Aviation Weather Technology Advances Enhance Safety


Aviation weather flying is getting safer and more exciting with technological advances

Aviation weather has been a challenge for pilots since the first brave soul flew through the clouds and came out the other side. We sure have come a long way since then, and apparently, the best is yet to come. Enhanced and synthetic vision can do everything from simply enhancing our normal vision to potentially turning the worst weather into the appearance of a clear, sunny day.

I remember the first time I flew a CATIII approach in real life. It was both exhilarating and terrifying at the same time. I’m not going to lie; it was more than a little uncomfortable to know that we were seconds from touchdown with nothing but gray clouds filling the windshield. On the other hand, watching the power levers slide back while the nose came up for the perfect flare and touchdown was mind-blowing.
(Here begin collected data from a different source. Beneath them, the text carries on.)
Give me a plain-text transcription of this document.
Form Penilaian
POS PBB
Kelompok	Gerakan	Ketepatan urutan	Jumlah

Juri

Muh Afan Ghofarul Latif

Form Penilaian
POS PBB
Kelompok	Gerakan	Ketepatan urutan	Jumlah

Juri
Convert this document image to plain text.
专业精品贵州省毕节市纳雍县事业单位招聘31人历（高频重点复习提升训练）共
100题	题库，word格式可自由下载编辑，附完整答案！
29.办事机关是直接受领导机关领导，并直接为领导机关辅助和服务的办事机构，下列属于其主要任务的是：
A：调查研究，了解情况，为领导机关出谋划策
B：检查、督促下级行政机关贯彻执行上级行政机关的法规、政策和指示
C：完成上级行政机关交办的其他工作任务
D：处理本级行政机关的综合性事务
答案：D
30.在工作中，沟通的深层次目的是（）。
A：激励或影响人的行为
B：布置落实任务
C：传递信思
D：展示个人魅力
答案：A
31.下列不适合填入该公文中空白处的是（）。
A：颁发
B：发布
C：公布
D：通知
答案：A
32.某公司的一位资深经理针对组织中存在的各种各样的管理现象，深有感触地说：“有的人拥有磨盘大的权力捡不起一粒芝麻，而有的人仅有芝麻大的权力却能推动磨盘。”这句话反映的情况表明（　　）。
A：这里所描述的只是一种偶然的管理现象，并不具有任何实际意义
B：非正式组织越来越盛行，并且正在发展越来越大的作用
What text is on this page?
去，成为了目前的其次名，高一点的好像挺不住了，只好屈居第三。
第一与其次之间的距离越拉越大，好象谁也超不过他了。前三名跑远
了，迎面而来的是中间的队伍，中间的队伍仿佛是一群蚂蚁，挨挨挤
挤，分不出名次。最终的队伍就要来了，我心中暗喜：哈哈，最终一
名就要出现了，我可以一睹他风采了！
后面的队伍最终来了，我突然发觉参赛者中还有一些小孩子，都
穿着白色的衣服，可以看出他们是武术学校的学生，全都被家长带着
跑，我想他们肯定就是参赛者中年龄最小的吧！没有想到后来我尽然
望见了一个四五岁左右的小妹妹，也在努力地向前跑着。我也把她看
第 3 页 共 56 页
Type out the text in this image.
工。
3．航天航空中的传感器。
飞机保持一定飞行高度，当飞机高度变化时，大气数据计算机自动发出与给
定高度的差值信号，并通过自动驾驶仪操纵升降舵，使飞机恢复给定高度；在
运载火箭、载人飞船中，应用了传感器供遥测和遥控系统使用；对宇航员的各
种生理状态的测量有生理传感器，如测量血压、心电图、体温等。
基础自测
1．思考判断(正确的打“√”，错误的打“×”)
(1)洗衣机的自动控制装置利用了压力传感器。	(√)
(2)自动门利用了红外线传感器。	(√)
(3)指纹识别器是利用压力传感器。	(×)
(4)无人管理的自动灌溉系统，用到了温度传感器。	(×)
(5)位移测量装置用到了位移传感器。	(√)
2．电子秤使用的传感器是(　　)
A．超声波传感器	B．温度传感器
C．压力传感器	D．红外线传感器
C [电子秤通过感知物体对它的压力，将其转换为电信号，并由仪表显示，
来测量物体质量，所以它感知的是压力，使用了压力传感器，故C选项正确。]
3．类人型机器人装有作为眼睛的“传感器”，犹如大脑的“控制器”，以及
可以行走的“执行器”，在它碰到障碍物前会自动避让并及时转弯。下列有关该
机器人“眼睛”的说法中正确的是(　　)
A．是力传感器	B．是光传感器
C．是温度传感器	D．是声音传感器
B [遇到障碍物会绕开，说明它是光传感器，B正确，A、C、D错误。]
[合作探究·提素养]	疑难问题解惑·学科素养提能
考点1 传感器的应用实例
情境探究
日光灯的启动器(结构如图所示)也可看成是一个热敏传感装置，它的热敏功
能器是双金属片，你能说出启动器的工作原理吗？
New technology available in modern aircraft helps the pilot drop the “terrifying” yet keep the exhilaration. 

There are two types of new vision technologies that assist pilots in weather and terrain situations. Enhanced vision systems (EVS) are the more basic of the two options, and Smartview (SVS) technologies can give the pilot a clear view of the runway and surrounding obstacles, regardless of the actual weather outside.

EVS is based mainly on infrared sensors and has been in use for the last 15 years. The goal of EVS was to help the pilots who were flying their business aircraft into small and medium-sized airports that were not equipped with the expensive ground installations that enabled CAT II and III approaches in the worst of weather. The EVS imagery is shown in the Head Up Display (HUD), offering an enhancement to the pilot’s natural vision. Unfortunately, it has its limitations; for example, it is not able to see through clouds. 

Aviation weather

SVS technology is relatively newer within the last ten years and can give the pilot an accurate idea of their surroundings, regardless of the outside weather conditions. It does this by combining a database of topographical maps, the aircraft’s GPS location, and data from satellites. 

Improved situational awareness is the goal of the SVS system. It achieves this by providing an easy to understand depiction of terrain using 3D images and information about the airport and runway environment. These benefits are invaluable for pilots who typically fly in and around mountainous terrain and fly into unfamiliar airports or areas with known low visibility. The SVS is also helpful on the ground at unfamiliar airports or when runway markings are limited or not available.

Advances in technology are critical as the demand for the next generation of pilots catches up to the current retirements. Soon the steam gauges will be gone and the younger pilots will look at old pictures in disbelief. Aviation weather is not going anywhere, though. Anything that makes our job easier and safer is more than welcome. It’s an exciting time to be a pilot!